Сам старик, несмотря на возраст, относительно вписался в современность, о которой лучше не думать: он торгует биодобавками, спасибо, здоровье позволяет перемещаться по городу, он торгует и косметикой: связан с фирмой, живущей сетевым маркетингом; и, бреясь по утрам и глядя на своё отражение, знает, что необходимо ему дожить до того времени, когда сын выйдет на пенсию, будет иметь хоть какой-то, пусть крохотный доход.
Сын в это время варит овсянку на кухне, или готовит яичницу на двоих.
Несколько месяцев назад они похоронили мать, умершую в одночасье от разрыва сердца; старик прожил с женою более полувека, и пёстрая лента жизни проносится иногда в голове, замирая на том, или ином моменте…
— Папа, завтрак готов! — слышит старик.
— Да, сынок, иду…
Какой добрый у него, ласковый мальчик, почему не получилось с семьёй?

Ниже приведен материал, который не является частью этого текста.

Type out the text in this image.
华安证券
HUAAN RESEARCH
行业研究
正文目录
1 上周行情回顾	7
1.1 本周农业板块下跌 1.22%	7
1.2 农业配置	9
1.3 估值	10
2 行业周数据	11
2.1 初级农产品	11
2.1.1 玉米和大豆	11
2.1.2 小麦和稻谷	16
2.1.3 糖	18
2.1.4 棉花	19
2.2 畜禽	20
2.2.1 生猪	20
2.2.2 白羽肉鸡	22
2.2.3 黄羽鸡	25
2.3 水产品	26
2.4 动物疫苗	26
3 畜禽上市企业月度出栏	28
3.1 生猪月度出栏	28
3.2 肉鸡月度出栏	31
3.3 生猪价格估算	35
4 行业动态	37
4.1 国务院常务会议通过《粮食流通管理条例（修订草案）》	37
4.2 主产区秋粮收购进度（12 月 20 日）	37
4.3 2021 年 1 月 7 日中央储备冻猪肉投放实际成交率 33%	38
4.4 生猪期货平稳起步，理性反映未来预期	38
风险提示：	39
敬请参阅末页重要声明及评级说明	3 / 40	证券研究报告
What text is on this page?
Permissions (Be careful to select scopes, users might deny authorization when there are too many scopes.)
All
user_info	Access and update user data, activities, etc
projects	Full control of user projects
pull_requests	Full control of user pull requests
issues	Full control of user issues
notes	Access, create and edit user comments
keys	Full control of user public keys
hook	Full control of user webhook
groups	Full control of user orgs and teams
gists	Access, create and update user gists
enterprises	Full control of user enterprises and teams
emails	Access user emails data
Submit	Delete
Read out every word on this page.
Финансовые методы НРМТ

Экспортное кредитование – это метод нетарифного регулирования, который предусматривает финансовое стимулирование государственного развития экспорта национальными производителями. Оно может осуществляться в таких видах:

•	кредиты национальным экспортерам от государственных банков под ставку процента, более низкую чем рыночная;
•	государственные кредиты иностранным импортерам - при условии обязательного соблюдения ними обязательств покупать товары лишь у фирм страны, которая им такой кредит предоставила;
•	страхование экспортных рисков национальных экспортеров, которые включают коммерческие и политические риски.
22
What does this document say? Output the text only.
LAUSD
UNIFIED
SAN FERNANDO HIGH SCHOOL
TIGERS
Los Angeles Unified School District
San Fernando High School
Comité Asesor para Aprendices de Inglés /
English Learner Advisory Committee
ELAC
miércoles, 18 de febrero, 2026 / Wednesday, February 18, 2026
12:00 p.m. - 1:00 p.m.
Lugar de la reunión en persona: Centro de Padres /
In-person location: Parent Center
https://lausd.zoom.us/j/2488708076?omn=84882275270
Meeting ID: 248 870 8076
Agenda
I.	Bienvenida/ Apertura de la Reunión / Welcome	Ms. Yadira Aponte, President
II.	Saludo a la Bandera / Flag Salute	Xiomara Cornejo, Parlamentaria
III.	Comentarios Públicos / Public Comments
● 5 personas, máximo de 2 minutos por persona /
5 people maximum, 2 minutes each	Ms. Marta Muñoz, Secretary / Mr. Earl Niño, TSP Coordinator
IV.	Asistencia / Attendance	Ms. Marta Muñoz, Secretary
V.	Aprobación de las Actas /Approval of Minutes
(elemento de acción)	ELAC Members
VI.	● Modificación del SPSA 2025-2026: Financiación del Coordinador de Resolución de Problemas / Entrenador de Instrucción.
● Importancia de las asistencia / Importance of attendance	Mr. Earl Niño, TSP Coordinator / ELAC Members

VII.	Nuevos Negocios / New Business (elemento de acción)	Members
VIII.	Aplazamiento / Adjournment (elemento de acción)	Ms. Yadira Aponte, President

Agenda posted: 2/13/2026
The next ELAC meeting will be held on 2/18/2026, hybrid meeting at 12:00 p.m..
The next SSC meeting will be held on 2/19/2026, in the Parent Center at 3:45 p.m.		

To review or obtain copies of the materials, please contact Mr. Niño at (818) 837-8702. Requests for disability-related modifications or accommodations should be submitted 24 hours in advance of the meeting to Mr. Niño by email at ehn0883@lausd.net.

С детками?
Они завтракают на кухне, оба едят не слишком много, и отец всё вспоминает весёлого, хорошо учившегося мальчишку, и тщится разглядеть его черты в нынешнем, тоже уже старом человеке, сидящем напротив.
— Ты куда сегодня? — спрашивает сын.
— За товаром на склад надо. Потом поеду по двум адресам. Ещё заверну за биодобавками.
— Так вроде у тебя заказов не было?
— На всякий случай, в запас, сынок. А ты?
— Я подъеду на одну фирму… поговорю там.
— Хорошо. Дай Бог, получится.
Отец знает чётко, что не получится ничего, много раз уже так было, хотя почему? Не может ответить.
Они собираются, причём отец делает это быстро, не кряхтит, не возится, точно в теле его нет ни болезней, ни поломок; сын дольше — он сам знает, что путь его напрасен, что придётся возвращаться, не солоно хлебавши, хорошо, есть домашнее хозяйство — время быстрее течёт, когда возишься…
— Картошки тогда купи, сынок. И молока. Деньги на буфете, под вазочкой.
— Хорошо, па…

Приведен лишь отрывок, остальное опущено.